Infrastructure: Past, Present and Future

Contributor

100 • Cycles

Volume 10, Issue 01
February 23, 2024

To understand the concept of infrastructure, it is important to recognize it in the framework of a necessary response to the conditions presented in an urban environment with its roots spanning from antiquity to the present. Cities and the infrastructure that defines them learn from one another and transform as layers of their history are imprinted over time. Simplistically there are two types of cities – the first are those whose infrastructure has grown out of a pedestrian or horse-drawn past. They may have been conceived as a single master planned entity or evolved as eventual accretions of smaller village-like clusters. On the other hand, there is the more recent sprawling metropolis, car-borne and facilitated by the infrastructure of multilane highways that feed the suburban metropolis. It is an irony that the birth of the automobile cleaned up some of the most populous cities (i.e. London and New York) at the turn of the 19th and 20th centuries. In doing so, it eliminated the stench and disease caused by a rising tide of manure, only to emerge a hundred years later as the urban villain; a threat to sustainability. This juxtaposition between the cities’ development overtime arguably speaks to the political nature of infrastructure. Whether these are related to global infrastructure, or the regional issues addressing disease and cleanliness, there remains a constant demand for infrastructural needs to be addressed.

The current role of infrastructure and density can be approached through the lens of energy consumption. Copenhagen, for example, is a compact city that is both pedestrian and bike friendly. Comparatively, Detroit sprawls over a large area and is dependent on the private car for mobility. With half the population density of Copenhagen, it consumes seven times the energy per capita on transport. With buildings and transportation accounting for around 40% of greenhouse gas emissions,1 the solution could present itself in the form of high urban density with cleaner forms of mobility. Linking this back to the bigger picture, some of the densest areas in cities are associated with the most desirable lifestyle and corresponding property values, when provided with public spaces, convenient public transport, and access to parks. This is seen through one of London’s most affluent neighborhoods, Kensington, which has 13,200 residents per kilometer. This is up to two and a half times higher than some of the capital’s poorest boroughs. Similar parallels can be made in New York, where Yorkville on the Upper East Side, bound by 4th Avenue and the coast, parallel to the Central Park Reservoir, is one of Manhattan’s most affluent areas. With a density of 168,000 per square mile, this dramatically differs to a relatively poor Borough of Queens that has a density of 20,767 per square mile.

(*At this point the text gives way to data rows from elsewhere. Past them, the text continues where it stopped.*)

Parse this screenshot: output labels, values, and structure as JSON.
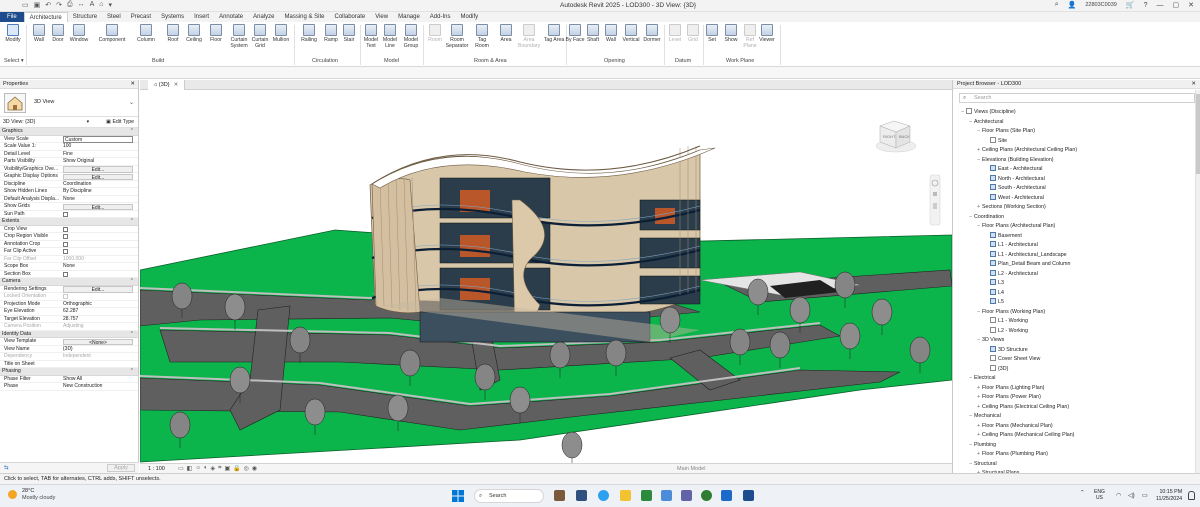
{
  "window": {
    "title": "Autodesk Revit 2025 - LOD300 - 3D View: {3D}",
    "user": "22803C0039"
  },
  "tabs": [
    "File",
    "Architecture",
    "Structure",
    "Steel",
    "Precast",
    "Systems",
    "Insert",
    "Annotate",
    "Analyze",
    "Massing & Site",
    "Collaborate",
    "View",
    "Manage",
    "Add-Ins",
    "Modify"
  ],
  "active_tab": "Architecture",
  "ribbon": {
    "select": {
      "modify": "Modify",
      "label": "Select"
    },
    "build": {
      "wall": "Wall",
      "door": "Door",
      "window": "Window",
      "component": "Component",
      "column": "Column",
      "roof": "Roof",
      "ceiling": "Ceiling",
      "floor": "Floor",
      "curtain_system": "Curtain System",
      "curtain_grid": "Curtain Grid",
      "mullion": "Mullion",
      "label": "Build"
    },
    "circulation": {
      "railing": "Railing",
      "ramp": "Ramp",
      "stair": "Stair",
      "label": "Circulation"
    },
    "model": {
      "model_text": "Model Text",
      "model_line": "Model Line",
      "model_group": "Model Group",
      "label": "Model"
    },
    "room_area": {
      "room": "Room",
      "room_separator": "Room Separator",
      "tag_room": "Tag Room",
      "area": "Area",
      "area_boundary": "Area Boundary",
      "tag_area": "Tag Area",
      "label": "Room & Area"
    },
    "opening": {
      "by_face": "By Face",
      "shaft": "Shaft",
      "wall": "Wall",
      "vertical": "Vertical",
      "dormer": "Dormer",
      "label": "Opening"
    },
    "datum": {
      "level": "Level",
      "grid": "Grid",
      "label": "Datum"
    },
    "work_plane": {
      "set": "Set",
      "show": "Show",
      "ref_plane": "Ref Plane",
      "viewer": "Viewer",
      "label": "Work Plane"
    }
  },
  "properties": {
    "title": "Properties",
    "type_name": "3D View",
    "selector": "3D View: {3D}",
    "edit_type": "Edit Type",
    "groups": {
      "graphics": "Graphics",
      "extents": "Extents",
      "camera": "Camera",
      "identity": "Identity Data",
      "phasing": "Phasing"
    },
    "rows": {
      "view_scale": [
        "View Scale",
        "Custom"
      ],
      "scale_value": [
        "Scale Value    1:",
        "100"
      ],
      "detail_level": [
        "Detail Level",
        "Fine"
      ],
      "parts_visibility": [
        "Parts Visibility",
        "Show Original"
      ],
      "vg_overrides": [
        "Visibility/Graphics Ove...",
        "Edit..."
      ],
      "gdo": [
        "Graphic Display Options",
        "Edit..."
      ],
      "discipline": [
        "Discipline",
        "Coordination"
      ],
      "hidden_lines": [
        "Show Hidden Lines",
        "By Discipline"
      ],
      "analysis_display": [
        "Default Analysis Displa...",
        "None"
      ],
      "show_grids": [
        "Show Grids",
        "Edit..."
      ],
      "sun_path": [
        "Sun Path",
        ""
      ],
      "crop_view": [
        "Crop View",
        ""
      ],
      "crop_visible": [
        "Crop Region Visible",
        ""
      ],
      "annotation_crop": [
        "Annotation Crop",
        ""
      ],
      "far_clip_active": [
        "Far Clip Active",
        ""
      ],
      "far_clip_offset": [
        "Far Clip Offset",
        "1000.000"
      ],
      "scope_box": [
        "Scope Box",
        "None"
      ],
      "section_box": [
        "Section Box",
        ""
      ],
      "rendering": [
        "Rendering Settings",
        "Edit..."
      ],
      "locked": [
        "Locked Orientation",
        ""
      ],
      "projection": [
        "Projection Mode",
        "Orthographic"
      ],
      "eye_elev": [
        "Eye Elevation",
        "62.287"
      ],
      "target_elev": [
        "Target Elevation",
        "28.757"
      ],
      "camera_pos": [
        "Camera Position",
        "Adjusting"
      ],
      "template": [
        "View Template",
        "<None>"
      ],
      "view_name": [
        "View Name",
        "{3D}"
      ],
      "dependency": [
        "Dependency",
        "Independent"
      ],
      "title_sheet": [
        "Title on Sheet",
        ""
      ],
      "phase_filter": [
        "Phase Filter",
        "Show All"
      ],
      "phase": [
        "Phase",
        "New Construction"
      ]
    },
    "apply": "Apply"
  },
  "view": {
    "tab": "{3D}",
    "scale": "1 : 100",
    "main_model": "Main Model",
    "viewcube": {
      "right": "RIGHT",
      "back": "BACK"
    }
  },
  "browser": {
    "title": "Project Browser - LOD300",
    "search_placeholder": "Search",
    "items": [
      {
        "t": "Views (Discipline)",
        "d": 0,
        "g": "−",
        "i": "blank"
      },
      {
        "t": "Architectural",
        "d": 1,
        "g": "−"
      },
      {
        "t": "Floor Plans (Site Plan)",
        "d": 2,
        "g": "−"
      },
      {
        "t": "Site",
        "d": 3,
        "g": "",
        "i": "blank"
      },
      {
        "t": "Ceiling Plans (Architectural Ceiling Plan)",
        "d": 2,
        "g": "+"
      },
      {
        "t": "Elevations (Building Elevation)",
        "d": 2,
        "g": "−"
      },
      {
        "t": "East - Architectural",
        "d": 3,
        "g": "",
        "i": "view"
      },
      {
        "t": "North - Architectural",
        "d": 3,
        "g": "",
        "i": "view"
      },
      {
        "t": "South - Architectural",
        "d": 3,
        "g": "",
        "i": "view"
      },
      {
        "t": "West - Architectural",
        "d": 3,
        "g": "",
        "i": "view"
      },
      {
        "t": "Sections (Working Section)",
        "d": 2,
        "g": "+"
      },
      {
        "t": "Coordination",
        "d": 1,
        "g": "−"
      },
      {
        "t": "Floor Plans (Architectural Plan)",
        "d": 2,
        "g": "−"
      },
      {
        "t": "Basement",
        "d": 3,
        "g": "",
        "i": "view"
      },
      {
        "t": "L1 - Architectural",
        "d": 3,
        "g": "",
        "i": "view"
      },
      {
        "t": "L1 - Architectural_Landscape",
        "d": 3,
        "g": "",
        "i": "view"
      },
      {
        "t": "Plan_Detail Beam and Column",
        "d": 3,
        "g": "",
        "i": "view"
      },
      {
        "t": "L2 - Architectural",
        "d": 3,
        "g": "",
        "i": "view"
      },
      {
        "t": "L3",
        "d": 3,
        "g": "",
        "i": "view"
      },
      {
        "t": "L4",
        "d": 3,
        "g": "",
        "i": "view"
      },
      {
        "t": "L5",
        "d": 3,
        "g": "",
        "i": "view"
      },
      {
        "t": "Floor Plans (Working Plan)",
        "d": 2,
        "g": "−"
      },
      {
        "t": "L1 - Working",
        "d": 3,
        "g": "",
        "i": "blank"
      },
      {
        "t": "L2 - Working",
        "d": 3,
        "g": "",
        "i": "blank"
      },
      {
        "t": "3D Views",
        "d": 2,
        "g": "−"
      },
      {
        "t": "3D Structure",
        "d": 3,
        "g": "",
        "i": "view"
      },
      {
        "t": "Cover Sheet View",
        "d": 3,
        "g": "",
        "i": "blank"
      },
      {
        "t": "{3D}",
        "d": 3,
        "g": "",
        "i": "blank"
      },
      {
        "t": "Electrical",
        "d": 1,
        "g": "−"
      },
      {
        "t": "Floor Plans (Lighting Plan)",
        "d": 2,
        "g": "+"
      },
      {
        "t": "Floor Plans (Power Plan)",
        "d": 2,
        "g": "+"
      },
      {
        "t": "Ceiling Plans (Electrical Ceiling Plan)",
        "d": 2,
        "g": "+"
      },
      {
        "t": "Mechanical",
        "d": 1,
        "g": "−"
      },
      {
        "t": "Floor Plans (Mechanical Plan)",
        "d": 2,
        "g": "+"
      },
      {
        "t": "Ceiling Plans (Mechanical Ceiling Plan)",
        "d": 2,
        "g": "+"
      },
      {
        "t": "Plumbing",
        "d": 1,
        "g": "−"
      },
      {
        "t": "Floor Plans (Plumbing Plan)",
        "d": 2,
        "g": "+"
      },
      {
        "t": "Structural",
        "d": 1,
        "g": "−"
      },
      {
        "t": "Structural Plans",
        "d": 2,
        "g": "+"
      }
    ]
  },
  "status": "Click to select, TAB for alternates, CTRL adds, SHIFT unselects.",
  "taskbar": {
    "temp": "28°C",
    "weather": "Mostly cloudy",
    "search": "Search",
    "lang1": "ENG",
    "lang2": "US",
    "time": "10:15 PM",
    "date": "11/25/2024"
  },
  "colors": {
    "file_tab": "#1e4c8c",
    "grass": "#0bb54b",
    "road": "#5f5f5f",
    "facade": "#d8c6a8"
  }
}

Looking forward, infrastructure and the city of the future have taken on new roles. With the recent pandemic, tendencies veering towards a more virtual state of life have begun to influence the way in which individuals move around and interact with infrastructure. By the same token, at the beginning of the digital age, several people predicted that the future would begin a gradual progression of de-urbanization. Essentially, urban mobility today allows for a more livable city in terms of its infrastructure and the natural environment surrounding it. These future-oriented trends continue to encourage the local and reduce a dependence on the global, as generators of wealth, opportunity, liberation, and innovation. While the evolution of infrastructure throughout the past centuries have brought in advancements making today’s reality possible, there is still the issue of globalization which has both lifted millions out of poverty but also devastated industrial communities in the West, creating rust belts of deprivation. The big infrastructure of supply chains that feed cities such as New York and London are likely to see a shift in emphasis to the local. In a hopeful view of the future, the global focus of sustainable infrastructure would address the big threats to our civilization such as climate change, preservation of our habitat, the conquering of disease and pandemics as well as a collective response to natural disasters.

Infrastructure is to urbanization and cities what the skeleton and arteries are to the body. In another biological analogy, infrastructure determines the DNA and the soul of a city – its identity and the quality of life for its citizens and visitors. In surveys that seek to grade cities in terms of their relative attraction, as destinations to live or visit, infrastructure looms large in such evaluations with references to public space, parks, and transportation. If this is the infrastructure that we experience above ground, then there is its vital hidden equivalent below the surface that works in tandem with the visible. Going beyond the city, in a broader geographic sense, infrastructure can be defined as the portals or gateways of nations – the airports, harbors train stations that welcome us and extend outwards as routes that traverse the land, sea, sky and eventually outer space, with satellites beaming down to guide us back on earth with global positioning systems.